Drucker on Leadership: Anticipating Crisis

Drucker’s second chapter on Managing the Non-Profit Organization is a wide ranging discussion on leadership. Much of what he says may seem like common sense, other points may not be so evident. The purpose here is to outline his key argument and to draw on it as a take-off point for additional commentary.

His first essential characteristic of effective leadership that Drucker highlights, the one that I will highlight here, is that of anticipating crisis in a timely manner, which, in turn, calls for the importance of “innovation,” or “constant renewal” at various smaller or larger scale. The emerging crisis could call for a changing focus on the level of organizational structure in order to better face new market or funding sources, or on the nature of the service in responding to unanticipated need, perhaps stimulated by changing demographic factors or new client demands. An example of the former would be some repositioning of staff responsibilities to better align with targeted service delivery.

As an example, I was initially hired by Literacy Volunteers of Greater Hartford as Manager of Community-Based Programming. My colleague served as the manager of the main program. We were both paid about the same and held equivalent rank, yet she supervised over 200 students while I worked with under75 students. Historically, providing services to a series of satellite centers had built in cost efficiencies when compared providing services in the main program with greater administrative support systems built in. After making a tough organizational decision to provide more resources into the main program, my boss divided up the responsibilities in which my colleague would oversee the ESL program while I managed the Basic Literacy program. The result was each of us were working more out of our core strengths and more closely working with an equal number of students and volunteer tutors That is an example of innovative change at the staff level which enhanced organizational capacity to more effectively realize agency goals.

The decision by my boss to drop the one-on-one tutoring program and to support students exclusively through the small group tutoring format is an example of a change at the level of service provision. The shift had been in the work for some years in the creation of our tutoring center in which we added small group tutoring as a vibrant complement to the traditional LVA individualized, “each one teach one” program orientation. The small group tutoring program provides a creative synthesis of the individualized student-tutor match and the collaborative dynamic of the ABE classroom. It also serves as a powerful source of community building in microcosm to parallel the program wide community building we were developing at our center. We were also facing certain demographic and cultural realities which pushed us toward an intentional embrace of the small group program in terms of increasing numbers of students desiring services and a diminishing pool of volunteer tutors to provide the instruction.

On a broader level, the shift to an all small group instruction program paralleled the broader agency-based transition of taking a suburban program model and transforming it into an urban program design. The one-on-one tutoring model is simply not an effective mode of program delivery when working with hundreds of students with a limited teaching pool with the programmatic desire as well to provide some decent managerial on-site supervision to assure that optimal learning is taking place.

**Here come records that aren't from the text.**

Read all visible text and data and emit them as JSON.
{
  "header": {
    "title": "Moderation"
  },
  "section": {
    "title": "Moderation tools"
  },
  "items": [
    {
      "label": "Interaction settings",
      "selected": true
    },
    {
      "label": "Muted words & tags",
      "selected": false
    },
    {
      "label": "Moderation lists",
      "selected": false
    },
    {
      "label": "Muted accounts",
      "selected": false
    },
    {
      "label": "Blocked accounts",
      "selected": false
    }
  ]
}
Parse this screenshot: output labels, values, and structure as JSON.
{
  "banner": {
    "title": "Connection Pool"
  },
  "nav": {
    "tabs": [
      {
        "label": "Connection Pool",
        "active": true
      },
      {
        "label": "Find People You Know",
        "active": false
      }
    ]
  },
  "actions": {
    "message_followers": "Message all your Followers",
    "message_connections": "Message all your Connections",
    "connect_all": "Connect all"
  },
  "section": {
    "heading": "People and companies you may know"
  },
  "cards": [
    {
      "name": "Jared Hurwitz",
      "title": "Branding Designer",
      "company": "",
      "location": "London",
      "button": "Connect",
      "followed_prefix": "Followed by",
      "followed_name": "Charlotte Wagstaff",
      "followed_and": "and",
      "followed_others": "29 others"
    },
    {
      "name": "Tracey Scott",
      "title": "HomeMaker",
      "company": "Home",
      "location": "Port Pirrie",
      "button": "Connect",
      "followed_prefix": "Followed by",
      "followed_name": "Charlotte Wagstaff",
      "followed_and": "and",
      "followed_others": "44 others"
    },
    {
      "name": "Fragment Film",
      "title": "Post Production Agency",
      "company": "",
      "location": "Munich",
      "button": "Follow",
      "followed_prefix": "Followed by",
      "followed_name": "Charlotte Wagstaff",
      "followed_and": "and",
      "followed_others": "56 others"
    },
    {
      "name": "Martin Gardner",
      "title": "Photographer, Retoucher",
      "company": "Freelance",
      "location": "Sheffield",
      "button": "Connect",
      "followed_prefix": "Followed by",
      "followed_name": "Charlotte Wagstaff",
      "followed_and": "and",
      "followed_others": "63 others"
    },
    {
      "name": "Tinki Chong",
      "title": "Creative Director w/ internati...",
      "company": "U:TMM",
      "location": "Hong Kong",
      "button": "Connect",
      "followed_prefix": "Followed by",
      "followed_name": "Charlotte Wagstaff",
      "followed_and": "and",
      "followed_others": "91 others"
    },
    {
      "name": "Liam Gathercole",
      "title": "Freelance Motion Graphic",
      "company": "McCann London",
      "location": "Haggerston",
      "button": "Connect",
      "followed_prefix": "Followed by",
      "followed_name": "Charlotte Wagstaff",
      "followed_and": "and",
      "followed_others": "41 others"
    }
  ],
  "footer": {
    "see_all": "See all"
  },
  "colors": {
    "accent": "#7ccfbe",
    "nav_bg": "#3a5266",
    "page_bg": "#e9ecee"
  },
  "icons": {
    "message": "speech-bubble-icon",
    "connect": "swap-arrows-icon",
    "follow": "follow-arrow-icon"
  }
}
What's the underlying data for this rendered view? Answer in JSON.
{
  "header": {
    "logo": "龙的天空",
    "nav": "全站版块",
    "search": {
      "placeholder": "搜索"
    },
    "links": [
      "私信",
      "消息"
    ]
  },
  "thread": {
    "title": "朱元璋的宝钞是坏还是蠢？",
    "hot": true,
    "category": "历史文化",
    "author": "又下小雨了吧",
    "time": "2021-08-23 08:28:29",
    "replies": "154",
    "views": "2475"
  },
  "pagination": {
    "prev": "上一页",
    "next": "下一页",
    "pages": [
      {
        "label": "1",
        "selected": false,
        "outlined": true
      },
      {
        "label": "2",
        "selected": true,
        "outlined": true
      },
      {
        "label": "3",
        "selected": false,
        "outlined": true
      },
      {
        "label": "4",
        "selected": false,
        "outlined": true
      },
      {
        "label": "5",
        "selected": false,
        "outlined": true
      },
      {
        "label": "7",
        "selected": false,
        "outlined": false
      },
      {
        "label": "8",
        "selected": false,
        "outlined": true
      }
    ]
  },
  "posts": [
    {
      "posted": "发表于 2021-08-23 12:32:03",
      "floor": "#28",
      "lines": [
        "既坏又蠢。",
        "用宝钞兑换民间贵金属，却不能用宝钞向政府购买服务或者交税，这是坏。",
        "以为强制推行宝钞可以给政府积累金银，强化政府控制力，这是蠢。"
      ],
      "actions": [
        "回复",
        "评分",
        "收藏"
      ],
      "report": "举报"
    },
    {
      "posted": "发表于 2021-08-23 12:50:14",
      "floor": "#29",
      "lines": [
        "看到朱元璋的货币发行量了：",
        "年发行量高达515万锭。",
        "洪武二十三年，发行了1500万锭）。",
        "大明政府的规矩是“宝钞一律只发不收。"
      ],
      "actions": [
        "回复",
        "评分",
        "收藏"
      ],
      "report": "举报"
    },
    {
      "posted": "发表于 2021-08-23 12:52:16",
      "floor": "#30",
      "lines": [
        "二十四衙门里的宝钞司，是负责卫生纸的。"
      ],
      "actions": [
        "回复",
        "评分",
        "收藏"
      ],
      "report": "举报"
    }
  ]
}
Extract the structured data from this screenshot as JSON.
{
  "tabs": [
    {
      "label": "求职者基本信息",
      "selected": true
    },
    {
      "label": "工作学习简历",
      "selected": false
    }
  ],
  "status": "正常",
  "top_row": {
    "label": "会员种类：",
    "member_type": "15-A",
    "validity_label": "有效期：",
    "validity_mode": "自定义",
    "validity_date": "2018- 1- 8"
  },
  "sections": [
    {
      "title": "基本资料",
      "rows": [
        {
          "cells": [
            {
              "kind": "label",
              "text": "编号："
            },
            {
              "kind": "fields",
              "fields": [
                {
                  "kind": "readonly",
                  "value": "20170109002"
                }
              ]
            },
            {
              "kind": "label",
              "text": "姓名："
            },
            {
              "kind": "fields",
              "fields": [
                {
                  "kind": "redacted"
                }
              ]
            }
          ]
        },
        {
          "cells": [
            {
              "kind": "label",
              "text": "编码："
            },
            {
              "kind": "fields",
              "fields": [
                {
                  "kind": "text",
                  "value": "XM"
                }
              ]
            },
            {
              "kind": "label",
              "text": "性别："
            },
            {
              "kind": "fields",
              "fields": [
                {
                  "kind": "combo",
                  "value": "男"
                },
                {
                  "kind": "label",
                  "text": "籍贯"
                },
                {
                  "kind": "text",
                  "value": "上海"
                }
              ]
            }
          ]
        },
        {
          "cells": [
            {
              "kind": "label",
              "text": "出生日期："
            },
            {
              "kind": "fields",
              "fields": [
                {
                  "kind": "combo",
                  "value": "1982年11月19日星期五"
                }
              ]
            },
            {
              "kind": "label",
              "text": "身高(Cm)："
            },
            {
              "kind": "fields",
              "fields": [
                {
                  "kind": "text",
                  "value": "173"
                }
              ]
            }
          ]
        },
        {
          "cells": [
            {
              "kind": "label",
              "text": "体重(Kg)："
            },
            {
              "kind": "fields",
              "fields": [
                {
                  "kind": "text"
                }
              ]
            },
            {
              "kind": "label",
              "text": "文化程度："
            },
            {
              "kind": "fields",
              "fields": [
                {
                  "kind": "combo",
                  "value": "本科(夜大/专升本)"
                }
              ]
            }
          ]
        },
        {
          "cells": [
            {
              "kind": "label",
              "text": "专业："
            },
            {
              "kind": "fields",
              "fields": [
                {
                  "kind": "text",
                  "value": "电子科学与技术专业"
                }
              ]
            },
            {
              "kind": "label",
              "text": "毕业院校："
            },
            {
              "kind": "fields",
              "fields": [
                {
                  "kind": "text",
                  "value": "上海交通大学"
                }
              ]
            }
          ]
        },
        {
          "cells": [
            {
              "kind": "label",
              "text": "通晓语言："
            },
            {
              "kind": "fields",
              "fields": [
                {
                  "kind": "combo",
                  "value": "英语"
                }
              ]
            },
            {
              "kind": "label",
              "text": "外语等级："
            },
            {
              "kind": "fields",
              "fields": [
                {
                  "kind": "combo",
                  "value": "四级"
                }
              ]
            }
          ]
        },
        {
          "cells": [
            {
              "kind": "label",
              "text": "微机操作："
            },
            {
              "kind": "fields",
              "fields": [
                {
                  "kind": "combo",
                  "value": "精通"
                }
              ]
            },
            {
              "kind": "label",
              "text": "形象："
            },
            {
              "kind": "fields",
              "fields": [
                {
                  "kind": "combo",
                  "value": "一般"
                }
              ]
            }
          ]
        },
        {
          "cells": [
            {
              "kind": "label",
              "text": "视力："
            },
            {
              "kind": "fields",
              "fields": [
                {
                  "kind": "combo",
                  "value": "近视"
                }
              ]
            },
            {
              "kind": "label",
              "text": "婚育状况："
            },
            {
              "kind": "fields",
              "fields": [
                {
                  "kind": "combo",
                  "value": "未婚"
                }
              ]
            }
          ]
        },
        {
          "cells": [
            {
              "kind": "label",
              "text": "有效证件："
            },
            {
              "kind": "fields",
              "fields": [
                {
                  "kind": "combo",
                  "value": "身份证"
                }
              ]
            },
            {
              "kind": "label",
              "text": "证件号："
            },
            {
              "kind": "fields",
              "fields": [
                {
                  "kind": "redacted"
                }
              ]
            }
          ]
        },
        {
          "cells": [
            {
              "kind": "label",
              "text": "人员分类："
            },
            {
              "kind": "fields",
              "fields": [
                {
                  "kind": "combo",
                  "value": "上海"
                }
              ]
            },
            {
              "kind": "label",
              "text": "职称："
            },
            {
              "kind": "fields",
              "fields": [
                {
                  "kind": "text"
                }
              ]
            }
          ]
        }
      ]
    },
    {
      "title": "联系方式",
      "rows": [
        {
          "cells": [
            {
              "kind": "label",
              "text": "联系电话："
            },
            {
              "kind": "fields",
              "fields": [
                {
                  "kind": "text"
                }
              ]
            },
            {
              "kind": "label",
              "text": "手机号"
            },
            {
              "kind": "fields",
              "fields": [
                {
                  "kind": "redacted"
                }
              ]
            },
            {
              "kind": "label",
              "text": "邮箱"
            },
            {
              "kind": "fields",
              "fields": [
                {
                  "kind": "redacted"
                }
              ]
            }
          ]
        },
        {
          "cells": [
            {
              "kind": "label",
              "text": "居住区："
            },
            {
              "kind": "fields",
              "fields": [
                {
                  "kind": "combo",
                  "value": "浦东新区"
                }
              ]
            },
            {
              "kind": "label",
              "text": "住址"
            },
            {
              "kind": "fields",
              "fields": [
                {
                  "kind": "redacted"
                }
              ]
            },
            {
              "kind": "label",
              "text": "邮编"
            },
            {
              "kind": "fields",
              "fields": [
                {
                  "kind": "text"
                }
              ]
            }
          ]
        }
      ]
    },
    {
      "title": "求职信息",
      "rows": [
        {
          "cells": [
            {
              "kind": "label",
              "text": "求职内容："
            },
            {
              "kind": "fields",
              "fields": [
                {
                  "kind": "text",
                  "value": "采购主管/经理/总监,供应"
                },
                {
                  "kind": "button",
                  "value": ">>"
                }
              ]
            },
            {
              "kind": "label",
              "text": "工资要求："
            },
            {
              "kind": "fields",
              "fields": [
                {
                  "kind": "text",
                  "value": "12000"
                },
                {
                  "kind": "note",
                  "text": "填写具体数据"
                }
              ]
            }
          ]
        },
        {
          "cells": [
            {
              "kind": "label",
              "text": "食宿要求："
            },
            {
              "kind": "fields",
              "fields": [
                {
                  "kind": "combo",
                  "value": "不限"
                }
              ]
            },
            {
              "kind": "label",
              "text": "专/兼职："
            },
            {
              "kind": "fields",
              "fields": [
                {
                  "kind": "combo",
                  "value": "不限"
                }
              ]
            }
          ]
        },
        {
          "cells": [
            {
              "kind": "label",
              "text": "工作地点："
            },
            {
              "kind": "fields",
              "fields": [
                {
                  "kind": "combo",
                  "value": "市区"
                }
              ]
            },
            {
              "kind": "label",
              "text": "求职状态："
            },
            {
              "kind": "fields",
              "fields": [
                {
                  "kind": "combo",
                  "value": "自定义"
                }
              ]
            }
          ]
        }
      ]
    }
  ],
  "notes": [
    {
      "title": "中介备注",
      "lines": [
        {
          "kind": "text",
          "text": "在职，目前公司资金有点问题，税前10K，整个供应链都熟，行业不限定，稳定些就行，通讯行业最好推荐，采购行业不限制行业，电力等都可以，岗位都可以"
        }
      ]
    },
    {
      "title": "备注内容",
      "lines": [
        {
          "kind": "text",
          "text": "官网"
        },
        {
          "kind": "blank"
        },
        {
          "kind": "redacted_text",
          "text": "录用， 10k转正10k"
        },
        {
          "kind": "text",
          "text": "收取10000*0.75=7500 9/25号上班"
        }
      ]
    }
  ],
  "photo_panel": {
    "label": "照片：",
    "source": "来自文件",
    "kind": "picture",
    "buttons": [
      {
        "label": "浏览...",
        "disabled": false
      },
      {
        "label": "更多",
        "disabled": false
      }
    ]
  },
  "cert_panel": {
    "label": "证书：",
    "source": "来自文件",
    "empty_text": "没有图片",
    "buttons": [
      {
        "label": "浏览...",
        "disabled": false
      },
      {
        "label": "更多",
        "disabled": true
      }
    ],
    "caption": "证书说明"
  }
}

The related shift was the declension in volunteerism in which it became increasingly difficult to say nothing of cost inefficient to training hundreds of volunteer for individualized student matches. The problem was compounded as we drew on a younger, upwardly mobile aspiring set of volunteers who would stay with the program for a year or two, but more likely to have multi-year careers as volunteer tutoring. The upside in drawing on this group is that as a whole, they were more receptive in serving as a small group tutor. The shift to an exclusive, site-based small group tutoring program was largely a response to these issues, which became feasible once we assessed that the model was intrinsically viable in meeting student learning needs.

It required the abandonment of the traditional model, which has been a stumbling block to many volunteer-based urban adult literacy programs which would be well served by making a similar move. Making these calls and carrying out the corresponding implementation processes required high level decision-making in the light of anticipated crises and abandonment of traditional programming, however valid they served the needs of the past. Effective decision-making is at the center of Drucker’s approach to managing for results that truly matter.